Isabey took a moment more to resume walking. She reached up and patted his forearm. “That’s okay. We have time. You’re my armsman.”

Rittar smiled and suppressed a chuckle. Yep, she was her father’s child.


Rittar gave himself a moment to gaze down at the sleeping from of his newest charge. Isabey lay curled on her side, one arm tucked over her head, the other spilled across her pillow. Her vitals hummed through the private net connecting armsman to liege with the reassuring murmur of good health. Practice made the muscle contractions that pulled up his night vision augments smooth, nearly imperceptible to the naked eye. He ran through the comm chatter, checked the suite’s sensors, and, satisfied that all was well, stepped into the center of the room.

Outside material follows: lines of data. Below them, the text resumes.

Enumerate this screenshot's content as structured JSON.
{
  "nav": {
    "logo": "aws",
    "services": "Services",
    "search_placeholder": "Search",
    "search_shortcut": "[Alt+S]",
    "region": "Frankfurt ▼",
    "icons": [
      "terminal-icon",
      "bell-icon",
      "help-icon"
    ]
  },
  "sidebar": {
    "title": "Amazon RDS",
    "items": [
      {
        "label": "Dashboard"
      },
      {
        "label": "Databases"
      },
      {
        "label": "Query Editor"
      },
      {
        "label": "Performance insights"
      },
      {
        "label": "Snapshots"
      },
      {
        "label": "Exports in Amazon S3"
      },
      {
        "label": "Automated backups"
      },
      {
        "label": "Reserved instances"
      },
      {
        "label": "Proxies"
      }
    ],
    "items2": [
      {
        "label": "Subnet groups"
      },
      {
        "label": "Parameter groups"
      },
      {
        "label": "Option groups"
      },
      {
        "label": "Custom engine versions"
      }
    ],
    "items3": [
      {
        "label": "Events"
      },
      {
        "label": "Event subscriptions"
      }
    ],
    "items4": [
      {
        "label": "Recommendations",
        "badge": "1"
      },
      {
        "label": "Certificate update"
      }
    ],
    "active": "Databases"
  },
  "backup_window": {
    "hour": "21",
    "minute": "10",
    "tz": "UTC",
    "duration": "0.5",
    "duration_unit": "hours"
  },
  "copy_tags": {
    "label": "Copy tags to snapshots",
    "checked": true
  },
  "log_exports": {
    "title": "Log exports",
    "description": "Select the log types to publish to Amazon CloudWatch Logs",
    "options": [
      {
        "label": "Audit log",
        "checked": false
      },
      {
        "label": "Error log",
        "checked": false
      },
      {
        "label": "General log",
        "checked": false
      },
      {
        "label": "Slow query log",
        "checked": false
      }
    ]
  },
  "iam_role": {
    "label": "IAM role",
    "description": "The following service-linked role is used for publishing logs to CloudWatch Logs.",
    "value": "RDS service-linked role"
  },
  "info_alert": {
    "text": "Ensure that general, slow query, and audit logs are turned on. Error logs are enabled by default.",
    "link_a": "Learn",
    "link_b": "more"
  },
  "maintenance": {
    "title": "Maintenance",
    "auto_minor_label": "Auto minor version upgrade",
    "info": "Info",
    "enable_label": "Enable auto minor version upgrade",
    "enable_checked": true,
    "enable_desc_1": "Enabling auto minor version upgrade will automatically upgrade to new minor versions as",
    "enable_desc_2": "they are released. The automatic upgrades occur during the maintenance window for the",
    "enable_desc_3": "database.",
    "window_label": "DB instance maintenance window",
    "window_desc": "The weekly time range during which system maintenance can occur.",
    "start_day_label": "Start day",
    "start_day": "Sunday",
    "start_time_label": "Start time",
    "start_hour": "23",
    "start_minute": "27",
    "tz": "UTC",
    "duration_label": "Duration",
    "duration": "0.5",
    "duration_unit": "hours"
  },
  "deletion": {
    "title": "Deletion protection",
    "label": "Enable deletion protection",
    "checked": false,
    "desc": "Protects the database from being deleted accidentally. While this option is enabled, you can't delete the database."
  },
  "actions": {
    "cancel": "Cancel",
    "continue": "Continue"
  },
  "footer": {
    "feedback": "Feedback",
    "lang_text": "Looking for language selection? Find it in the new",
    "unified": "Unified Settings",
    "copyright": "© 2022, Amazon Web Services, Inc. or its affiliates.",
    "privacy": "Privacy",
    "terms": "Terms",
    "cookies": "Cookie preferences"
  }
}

Drawing in a deep breath, Rittar unfocused his eyes. He used the light enhancers in his augment to pin point the energy feeds flowing inside the room. Accessing his recall augment, he compared the feeds he perceived with the room’s schematics, checking off each feed as he verified it. An hour later, he ran through the schematics again. He wasn’t too surprised to find that they matched perfectly. The Imperial Investigations Bureau was hardly staffed with incompetents, and even then they wouldn’t be assigned to Palace detail.

On his way out he glanced back at Isabey. He stopped, tipped his head to the side, and dialed up the power on his light enhancers. A whisp of light played in the cup of her open palm.

Kyra’s daughter, too, he thought. Time to track down the Korvalians.